Dalam diskusi tersebut, Slamet Riadi mewakili Walhi Sulsel menyampaikan tentang ekosistem karst yang berperan sebagai jasa lingkungan.
“Selain ekosistem hutan dan pulau-pulau kecil, Sulawesi Selatan sebenarnya dianugerahi satu ekosistem penting dan unik serta memiliki jasa lingkungan yaitu ekosistem karst.”
Ia juga menyambungkan tentang kondisi terkini tentang lingkungan yang berada di bentang alam karst Maros-Pangkep.

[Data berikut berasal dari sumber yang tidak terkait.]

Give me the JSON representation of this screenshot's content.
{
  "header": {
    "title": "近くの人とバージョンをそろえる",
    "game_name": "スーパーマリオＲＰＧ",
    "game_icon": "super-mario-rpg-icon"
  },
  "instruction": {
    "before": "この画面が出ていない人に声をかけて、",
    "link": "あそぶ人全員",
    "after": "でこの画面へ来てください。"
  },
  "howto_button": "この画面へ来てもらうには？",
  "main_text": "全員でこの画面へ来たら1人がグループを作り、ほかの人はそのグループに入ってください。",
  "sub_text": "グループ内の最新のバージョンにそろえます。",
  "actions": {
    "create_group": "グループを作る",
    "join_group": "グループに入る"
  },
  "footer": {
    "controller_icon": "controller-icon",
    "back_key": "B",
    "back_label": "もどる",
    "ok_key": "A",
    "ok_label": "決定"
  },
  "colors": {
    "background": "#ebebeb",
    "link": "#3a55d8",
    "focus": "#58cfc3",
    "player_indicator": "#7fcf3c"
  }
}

“Saat ini ancaman terbesar kawasan karst dulunya itu pertambangan semen seiring perkembangannya ancaman terbesarnya saat ini dalam dua tahun terakhir yaitu infrastruktur rel kereta api dan infrastruktur jalan.” Ucap Slamet Riadi.

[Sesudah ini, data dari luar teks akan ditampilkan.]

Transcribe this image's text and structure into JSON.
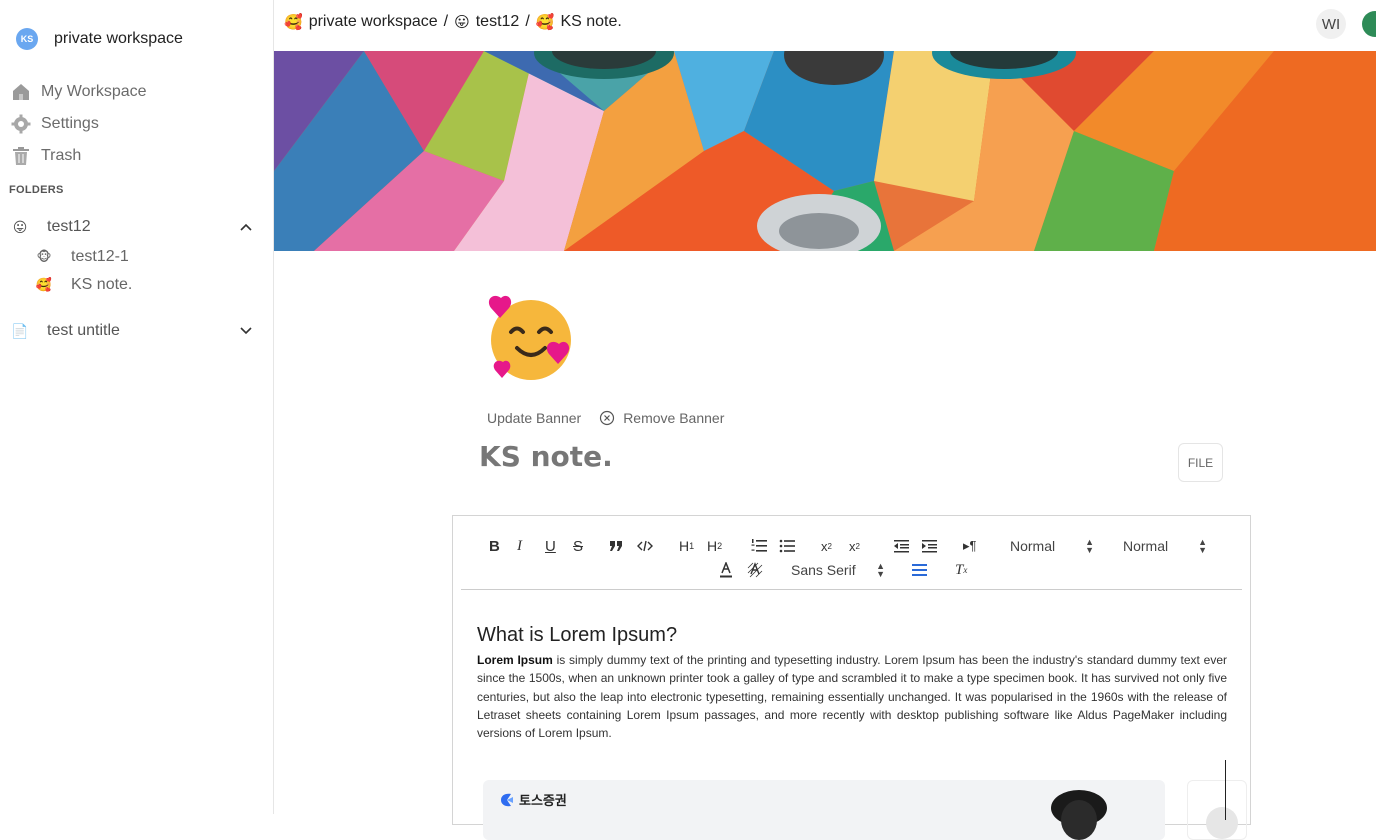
{
  "sidebar": {
    "workspace_logo": "KS",
    "workspace_name": "private workspace",
    "nav": [
      {
        "label": "My Workspace",
        "icon": "home-icon"
      },
      {
        "label": "Settings",
        "icon": "gear-icon"
      },
      {
        "label": "Trash",
        "icon": "trash-icon"
      }
    ],
    "folders_title": "FOLDERS",
    "folders": [
      {
        "emoji": "😛",
        "label": "test12",
        "expanded": true,
        "files": [
          {
            "emoji": "🐵",
            "label": "test12-1"
          },
          {
            "emoji": "🥰",
            "label": "KS note."
          }
        ]
      },
      {
        "emoji": "📄",
        "label": "test untitle",
        "expanded": false,
        "files": []
      }
    ]
  },
  "header": {
    "breadcrumb": [
      {
        "emoji": "🥰",
        "label": "private workspace"
      },
      {
        "emoji": "😛",
        "label": "test12"
      },
      {
        "emoji": "🥰",
        "label": "KS note."
      }
    ],
    "separator": "/",
    "avatar_initials": "WI",
    "avatar2_color": "#2e8b57"
  },
  "document": {
    "update_banner": "Update Banner",
    "remove_banner": "Remove Banner",
    "title": "KS note.",
    "file_button": "FILE"
  },
  "toolbar": {
    "header_picker": "Normal",
    "size_picker": "Normal",
    "font_picker": "Sans Serif"
  },
  "content": {
    "heading": "What is Lorem Ipsum?",
    "lead_bold": "Lorem Ipsum",
    "body": " is simply dummy text of the printing and typesetting industry. Lorem Ipsum has been the industry's standard dummy text ever since the 1500s, when an unknown printer took a galley of type and scrambled it to make a type specimen book. It has survived not only five centuries, but also the leap into electronic typesetting, remaining essentially unchanged. It was popularised in the 1960s with the release of Letraset sheets containing Lorem Ipsum passages, and more recently with desktop publishing software like Aldus PageMaker including versions of Lorem Ipsum.",
    "card_brand": "토스증권"
  }
}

Panelis kedua, diampuh Fardi Ali selaku Perwakilan Bumi Toala Indonesia, mengatakan gugusan Karst yang berada di Maros dan Pangkep unik dan mirip dengan karst yang ada di Cina.
“Kawasan karst Maros-Pangkep juga memiliki keunikan dan kemiripan dengan karst yang ada china.” Kata Fardi.

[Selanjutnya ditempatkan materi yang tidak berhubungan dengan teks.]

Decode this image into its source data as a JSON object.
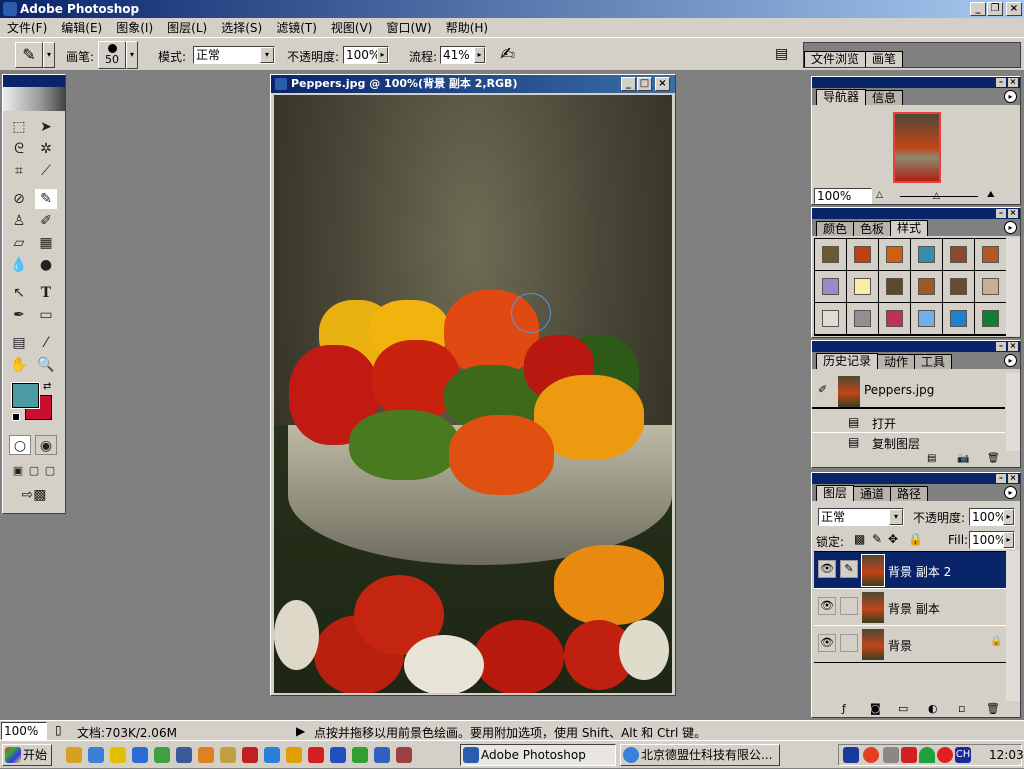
{
  "app": {
    "title": "Adobe Photoshop"
  },
  "menu": [
    "文件(F)",
    "编辑(E)",
    "图象(I)",
    "图层(L)",
    "选择(S)",
    "滤镜(T)",
    "视图(V)",
    "窗口(W)",
    "帮助(H)"
  ],
  "options": {
    "brush_label": "画笔:",
    "brush_size": "50",
    "mode_label": "模式:",
    "mode_value": "正常",
    "opacity_label": "不透明度:",
    "opacity_value": "100%",
    "flow_label": "流程:",
    "flow_value": "41%"
  },
  "palette_well": {
    "tabs": [
      "文件浏览",
      "画笔"
    ]
  },
  "colors": {
    "foreground": "#4a9ba3",
    "background": "#c8102e"
  },
  "document": {
    "title": "Peppers.jpg @ 100%(背景 副本 2,RGB)"
  },
  "navigator": {
    "tabs": [
      "导航器",
      "信息"
    ],
    "zoom": "100%"
  },
  "styles_panel": {
    "tabs": [
      "颜色",
      "色板",
      "样式"
    ]
  },
  "history": {
    "tabs": [
      "历史记录",
      "动作",
      "工具"
    ],
    "snapshot": "Peppers.jpg",
    "items": [
      "打开",
      "复制图层"
    ]
  },
  "layers": {
    "tabs": [
      "图层",
      "通道",
      "路径"
    ],
    "blend_mode": "正常",
    "opacity_label": "不透明度:",
    "opacity": "100%",
    "lock_label": "锁定:",
    "fill_label": "Fill:",
    "fill": "100%",
    "items": [
      {
        "name": "背景 副本 2",
        "selected": true
      },
      {
        "name": "背景 副本",
        "selected": false
      },
      {
        "name": "背景",
        "selected": false,
        "locked": true
      }
    ]
  },
  "status": {
    "zoom": "100%",
    "doc_info": "文档:703K/2.06M",
    "hint": "点按并拖移以用前景色绘画。要用附加选项，使用 Shift、Alt 和 Ctrl 键。"
  },
  "taskbar": {
    "start": "开始",
    "tasks": [
      "Adobe Photoshop",
      "北京德盟仕科技有限公..."
    ],
    "tray_lang": "CH",
    "clock": "12:03"
  }
}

“Namun tipikal bentuk muatannya yang berbeda baik secara ekosistem, flora faunanya maupun kultur masyarakatnya.”
Fardi juga menambahkan, karst Maros-Pangkep memiliki muatan pengetahuan yang besar namun juga bersamaan memiliki ancaman.
“Kawasan karst ini, dikatakan pula sebagai museum peradaban yang mengandung muatan pengetahuan masa lalu berupa situs prasejarah seperti lukisan cap tangan, babi rusa, namun rentan oleh ancaman aktivitas pertambangan dan kunjungan massal.”
M. Nawir selaku Penanggap, mengatakan bahwa persoalan kebijakan lingkungan yang kurang tepat menjadi satu soal di dalam dinamika masalah lingkungan.
“Kerusakan pada keanekaragaman hayati, pada dasarnya mengancam keberadaan manusia. Misalnya degradasi habitat macaca itu sendiri justru mengancam secara lanskap yang juga manusia didalamnya.” Terang Nawir menanggapi diskusi.
Kemudian Idham Malik selaku penanggap kedua, juga menyebutkan tentang dinamika kebijakan perlindungan karst Maros-Pangkep.
“terdapat kekeliruan dalam hal transmisi budaya di masyarakat dan dinamika kebijakan perlindungan karst Maros-Pangkep, sehingga efek kebijakan tidak berjalan efektif.” kata Idham.
Setelah diskusi berakhir, kegiatan dilanjutkan dengan melakukan pengkaryaan yang mengangkat tema konservasi dan kesenian, peserta dan panitia turut dalam pembuatan karya lukis dengan menggunakan media sampah plastik.